Companies are showing a steady hand in salary planning in the midst of the global pandemic, according to Salary.com’s annual U.S. and Canada National Salary Budget Survey with the 2021 median salary increase budgets expected to remain flat at 3.0% for the 10th consecutive year. The survey was completed by Salary.com, the leading SaaS provider of cloud-based compensation market data, surveys and analytics, in June of 2020.
The average 2020 actual merit increase of 2.3%, however, fell from a 2.6% increase in 2019 and is substantially lower than the 2.6% increase that was predicted for 2020 in last year’s survey. The drop in the 2020 average merit increase clearly reflects COVID-19’s impact on the economy. The projected recovery to an average 2.6% merit increase next year indicates that employers are optimistic about an economic recovery in 2021 and hope to restore some lost pay as a result.

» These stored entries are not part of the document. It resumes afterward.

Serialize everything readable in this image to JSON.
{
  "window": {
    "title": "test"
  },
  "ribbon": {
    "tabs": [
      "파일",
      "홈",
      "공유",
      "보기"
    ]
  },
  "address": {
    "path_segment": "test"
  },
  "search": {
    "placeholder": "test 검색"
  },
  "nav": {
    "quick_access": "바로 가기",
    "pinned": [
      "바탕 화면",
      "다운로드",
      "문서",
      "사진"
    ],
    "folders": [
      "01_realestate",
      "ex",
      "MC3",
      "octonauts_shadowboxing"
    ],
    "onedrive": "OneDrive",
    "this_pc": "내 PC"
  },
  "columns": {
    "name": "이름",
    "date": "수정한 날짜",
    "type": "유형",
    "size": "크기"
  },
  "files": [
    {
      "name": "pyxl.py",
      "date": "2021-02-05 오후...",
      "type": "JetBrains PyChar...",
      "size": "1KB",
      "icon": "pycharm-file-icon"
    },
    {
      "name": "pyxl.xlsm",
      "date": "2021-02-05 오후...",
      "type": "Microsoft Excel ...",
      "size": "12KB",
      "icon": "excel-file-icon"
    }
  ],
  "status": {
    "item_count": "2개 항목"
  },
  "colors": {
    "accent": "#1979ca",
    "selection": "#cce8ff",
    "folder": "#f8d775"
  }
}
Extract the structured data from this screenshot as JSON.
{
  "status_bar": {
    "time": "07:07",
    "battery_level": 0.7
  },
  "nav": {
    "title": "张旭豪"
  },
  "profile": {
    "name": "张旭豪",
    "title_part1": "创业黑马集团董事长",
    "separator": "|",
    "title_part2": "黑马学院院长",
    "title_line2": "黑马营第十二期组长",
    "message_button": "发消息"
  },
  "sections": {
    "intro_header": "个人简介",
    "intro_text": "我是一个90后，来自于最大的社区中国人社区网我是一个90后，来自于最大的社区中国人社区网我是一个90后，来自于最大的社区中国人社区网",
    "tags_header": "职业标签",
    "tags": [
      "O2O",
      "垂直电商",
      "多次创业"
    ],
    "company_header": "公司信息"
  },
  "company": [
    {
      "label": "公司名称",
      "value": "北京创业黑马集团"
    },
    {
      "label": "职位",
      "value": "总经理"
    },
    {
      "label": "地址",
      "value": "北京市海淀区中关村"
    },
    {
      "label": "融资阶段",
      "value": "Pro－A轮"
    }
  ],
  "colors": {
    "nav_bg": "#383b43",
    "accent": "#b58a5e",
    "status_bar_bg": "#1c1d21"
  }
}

Salary structure increases are following a similar trend in the face of the economic recession and historically high unemployment rates. After hovering in the 1.7% – 2.0% range for most employees in 2018 and 2019, the average salary structure increase fell to the range of 1.3% – 1.6% in 2020 and are generally expected to stay the same in 2021. Median salary structure increases, however, are staying relatively stable at 2.0% for most employees.
Performance-Based Pay Projected to Remain Consistent with Pre-Pandemic Levels
The survey also tracks changes in variable/performance-based pay as a percentage of base pay and, again, found planning to be largely in line with prior years, across all employment levels.
“Much to our surprise, in 2020 the average variable pay as a percentage of base salary remained consistent with previous years, and as of June 2020, was projected to remain consistent in 2021,” said Chris Fusco, Senior Vice President of Compensation at Salary.com. “However, we would not be surprised to find in next year’s survey that bonus prevalence and payouts actually dropped in 2020, given the ongoing economic effects of COVID-19.”
Fusco notes that this survey closed June 21, 2020 and, in the highly changeable economic climate, these salary plans may be significantly altered by 2021 depending on the course of COVID-19.